— …И никого я не ушибла. Вот они все мысленно предо мною сейчас наперечет, весь… список; кому из них хуже стало от того, что я была с ним — такая? Покутили месяц, месяц потом потосковали, а теперь благодарны и за хороший час, и за конец. Я не глубокая, я не отрава на всю жизнь: я — рюмочка вина пополам с водою; отпил глоток, встряхнулся и забыл. Неужели нет и для таких права и места на свете?
— «Захватанная руками»: хорошо, пускай. А я иногда так думаю: будь я большая певица, и пришел бы ко мне друг, просто обыкновенный приятель, и попросил бы: «спойте мне, Маруся», — что тогда: можно спеть или не надо? Можно подарить чужому что то от моего существа? Все скажут: можно. А разве талант не ласка? Еще, может быть, гораздо святее и секретнее, чем ласка. Для меня ласка — простая деталь дружбы; пусть я гадкая, но это правда.

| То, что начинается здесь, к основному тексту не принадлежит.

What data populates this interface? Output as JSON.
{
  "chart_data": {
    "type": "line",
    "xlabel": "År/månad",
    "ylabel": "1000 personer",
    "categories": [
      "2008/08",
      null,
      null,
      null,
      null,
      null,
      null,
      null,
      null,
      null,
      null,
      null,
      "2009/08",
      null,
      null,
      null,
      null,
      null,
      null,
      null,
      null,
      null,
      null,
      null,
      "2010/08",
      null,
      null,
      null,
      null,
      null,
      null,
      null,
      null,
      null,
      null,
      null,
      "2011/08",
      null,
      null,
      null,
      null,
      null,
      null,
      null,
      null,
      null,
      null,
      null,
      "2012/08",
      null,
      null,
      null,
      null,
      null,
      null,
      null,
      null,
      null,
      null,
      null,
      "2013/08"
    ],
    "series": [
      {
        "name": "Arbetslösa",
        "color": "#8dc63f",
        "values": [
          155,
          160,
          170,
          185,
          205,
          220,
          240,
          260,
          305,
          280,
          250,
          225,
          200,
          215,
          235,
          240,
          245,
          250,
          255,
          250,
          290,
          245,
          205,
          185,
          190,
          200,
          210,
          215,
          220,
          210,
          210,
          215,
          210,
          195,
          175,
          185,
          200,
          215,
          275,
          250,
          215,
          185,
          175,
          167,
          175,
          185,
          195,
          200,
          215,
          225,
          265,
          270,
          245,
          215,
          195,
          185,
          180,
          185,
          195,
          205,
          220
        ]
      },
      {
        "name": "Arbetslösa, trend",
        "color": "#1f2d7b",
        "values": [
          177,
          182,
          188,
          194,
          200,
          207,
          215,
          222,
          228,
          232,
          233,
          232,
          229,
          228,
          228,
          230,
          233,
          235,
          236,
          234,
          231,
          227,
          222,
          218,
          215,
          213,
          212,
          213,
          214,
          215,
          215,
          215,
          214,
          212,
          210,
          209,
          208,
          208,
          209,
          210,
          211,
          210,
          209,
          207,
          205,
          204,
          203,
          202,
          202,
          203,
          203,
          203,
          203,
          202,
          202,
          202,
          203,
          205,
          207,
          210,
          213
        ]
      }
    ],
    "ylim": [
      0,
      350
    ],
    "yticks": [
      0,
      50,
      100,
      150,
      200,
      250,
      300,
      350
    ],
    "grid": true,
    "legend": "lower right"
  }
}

Я знал, что она умница, но до тех пор она никогда не говорила при мне с такой сосредоточенной убежденностью; я и не подозревал, что есть в ней такая своя работа мысли. Я спросил:
— Это софизмы, или вы вправду так думаете?
— Я клянусь.
Вдруг она открыла глаза, отпустила мои руки, прижала к груди свои кулачки и заговорила вслух:
— Я вам в другом исповедаюсь; этого еще не сказала никому. Ласки мне не жалко, это мелочь — как доброе слово, как улыбка, или сахарная конфетка. А вот, если бы действительно был у меня талант, что то единственное, неповторяемое, избранное — вот когда была бы я скупая! Может быть, и в самом деле не только для гостя бы не пела — и на концерте совестно было бы выступить, выдать людям свою настоящую, настоящую тайну. Я бы, может быть, спряталась тогда в темном углу от всего света; ждала бы праздника — ждала бы того мне Богом назначенного рабовладельца, про каких пишется в романах; он один бы и слышал, как я пою, и ноги бы я ему целовала за слово похвалы: о, Маруся тоже знает цену святым вещам, только уж это пусть будут большие святыни!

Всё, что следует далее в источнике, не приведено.